Setting Pass-Through Credentials for JDBC Clients

When data sources are configured to use pass-through login, the TDV Server session credentials are used by default to log in to the data source when no other credentials have been set by the JDBC client. Different data source credentials can be specified using the JDBC driver to negotiate data source access. When a data source is configured to use pass-through login, a data source credential establishes the connection and session. Credentials set with the JDBC driver are only valid for use with data sources that have been configured to use pass-through authentication, and connections created with them are only valid for the current JDBC client session.

Each named resource can be set with a username-password pair when creating connections with resources configured to use pass-through login. This can also be done for a generic “null data source” setting instance for unspecified resources.

The setDataSourceCredentials() method, registers the data source pass-through credentials for the current session for each data source specified. It can be called as many times as is necessary to set credentials on each pass-through login-enabled resource from which data is to be retrieved.

Variable	Description
<fullpath>	Provides the full path to the data source or can be NULL. If the path refers to a data source that the user does not have privileges to access, the program returns an error message.
<username>	Only one username-password pair can be set for a path.
<password>	Password to the data source.

• For data sources configured to use pass-through, TDV does not re-use other connections, or sessions created by other users. Credentials set by the JDBC client are only available for the current client session. If the client connection is terminated abnormally, the connection is not returned to the pool for use by other clients.

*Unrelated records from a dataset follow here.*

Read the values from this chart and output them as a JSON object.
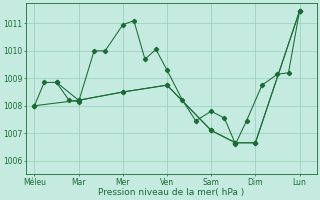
{
  "xlabel": "Pression niveau de la mer( hPa )",
  "xlabels": [
    "Méleu",
    "Mar",
    "Mer",
    "Ven",
    "Sam",
    "Dim",
    "Lun"
  ],
  "xtick_pos": [
    0,
    1,
    2,
    3,
    4,
    5,
    6
  ],
  "ylim": [
    1005.5,
    1011.75
  ],
  "yticks": [
    1006,
    1007,
    1008,
    1009,
    1010,
    1011
  ],
  "bg_color": "#c5eae0",
  "grid_color": "#96ccbb",
  "line_color": "#1a6b35",
  "series_main_x": [
    0.0,
    0.22,
    0.5,
    0.78,
    1.0,
    1.35,
    1.6,
    2.0,
    2.25,
    2.5,
    2.75,
    3.0,
    3.35,
    3.65,
    4.0,
    4.3,
    4.55,
    4.8,
    5.15,
    5.5,
    5.75,
    6.0
  ],
  "series_main_y": [
    1008.0,
    1008.85,
    1008.85,
    1008.2,
    1008.15,
    1010.0,
    1010.0,
    1010.95,
    1011.1,
    1009.7,
    1010.05,
    1009.3,
    1008.2,
    1007.45,
    1007.8,
    1007.55,
    1006.6,
    1007.45,
    1008.75,
    1009.15,
    1009.2,
    1011.45
  ],
  "series_tri1_x": [
    0.0,
    1.0,
    2.0,
    3.0,
    4.0,
    4.55,
    5.0,
    6.0
  ],
  "series_tri1_y": [
    1008.0,
    1008.2,
    1008.5,
    1008.75,
    1007.1,
    1006.65,
    1006.65,
    1011.45
  ],
  "series_tri2_x": [
    0.5,
    1.0,
    2.0,
    3.0,
    4.0,
    4.55,
    5.0,
    6.0
  ],
  "series_tri2_y": [
    1008.85,
    1008.2,
    1008.5,
    1008.75,
    1007.1,
    1006.65,
    1006.65,
    1011.45
  ],
  "markersize": 2.2,
  "lw": 0.75
}
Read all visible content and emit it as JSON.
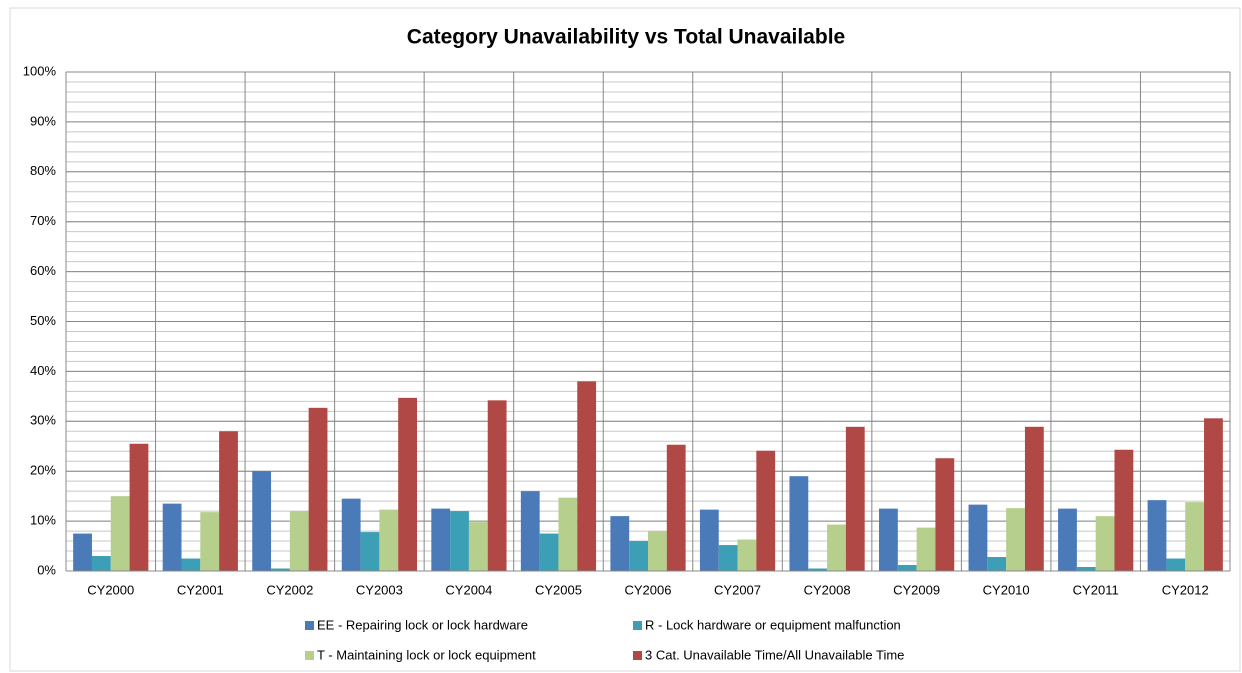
{
  "chart_data": {
    "type": "bar",
    "title": "Category Unavailability vs Total Unavailable",
    "categories": [
      "CY2000",
      "CY2001",
      "CY2002",
      "CY2003",
      "CY2004",
      "CY2005",
      "CY2006",
      "CY2007",
      "CY2008",
      "CY2009",
      "CY2010",
      "CY2011",
      "CY2012"
    ],
    "series": [
      {
        "name": "EE - Repairing lock or lock hardware",
        "color": "#4a7ab8",
        "values": [
          7.5,
          13.5,
          20,
          14.5,
          12.5,
          16,
          11,
          12.3,
          19,
          12.5,
          13.3,
          12.5,
          14.2
        ]
      },
      {
        "name": "R - Lock hardware or equipment malfunction",
        "color": "#3d9fb5",
        "values": [
          3,
          2.5,
          0.5,
          7.8,
          12,
          7.5,
          6,
          5.2,
          0.5,
          1.2,
          2.8,
          0.8,
          2.5
        ]
      },
      {
        "name": "T - Maintaining lock or lock equipment",
        "color": "#b6cf8d",
        "values": [
          15,
          11.8,
          12,
          12.3,
          9.8,
          14.7,
          8,
          6.3,
          9.3,
          8.7,
          12.6,
          11,
          13.8
        ]
      },
      {
        "name": "3 Cat. Unavailable Time/All Unavailable Time",
        "color": "#b04845",
        "values": [
          25.5,
          28,
          32.7,
          34.7,
          34.2,
          38,
          25.3,
          24.1,
          28.9,
          22.6,
          28.9,
          24.3,
          30.6
        ]
      }
    ],
    "ylim": [
      0,
      100
    ],
    "yticks": [
      {
        "value": 0,
        "label": "0%"
      },
      {
        "value": 10,
        "label": "10%"
      },
      {
        "value": 20,
        "label": "20%"
      },
      {
        "value": 30,
        "label": "30%"
      },
      {
        "value": 40,
        "label": "40%"
      },
      {
        "value": 50,
        "label": "50%"
      },
      {
        "value": 60,
        "label": "60%"
      },
      {
        "value": 70,
        "label": "70%"
      },
      {
        "value": 80,
        "label": "80%"
      },
      {
        "value": 90,
        "label": "90%"
      },
      {
        "value": 100,
        "label": "100%"
      }
    ],
    "grid": true,
    "minor_grid_step": 2,
    "legend": "bottom"
  }
}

• When the data source path matches a data source name for which credentials have been specified, those credentials are used to attempt data retrieval. To enhance security, any failure to connect or retrieve data with those credentials stops the retrieval process without attempts to use other credentials, even if suitable credentials were set on a NULL data source.

• If setDataSourceCredentials() is used to specify a user (e.g. 'userabc') normally, the data source will proceed to log in to the database server as this user. But the case in which the client has logged in to the TDV server as 'admin' is an exception. In this case, setDataSourceCredentials() is ignored and instead, TDV defaults to using the data source credentials to log in to the database server.

Note: When using pooled connections, it is recommended that JDBC clients clear any credentials that were set prior to returning the connection to the pool by calling the clearAllDataSourceCredentials (no arguments) method.

Reference	Description
Example 2: Set Data Source Credentials to Use Pass-through Data Sources	When data is requested from a data source enabled for pass-through login, the TDV Server first checks to see if the requesting client has credentials set for that named resource. If credentials have been set, they are passed through to establish a connection and session to get data from that source.
Example 3: Setting Credentials for Use with Any Pass-through Data Source	If no credentials have been set on the data source from which data is required, the TDV Server checks to see if the setDataSourceCredentials() method was used to set credentials on the null data source (NULL). If setDataSourceCredentials()was used to set credentials on the null data source, those credentials are used to attempt data retrieval.
Example 4: Set TDV Server Credentials to Use Pass-through Data Sources	If credentials have not been set on the specifically named data source or on NULL, the TDV Server tries to access the data source using the same login credentials as those used to establish a connection with the TDV Server.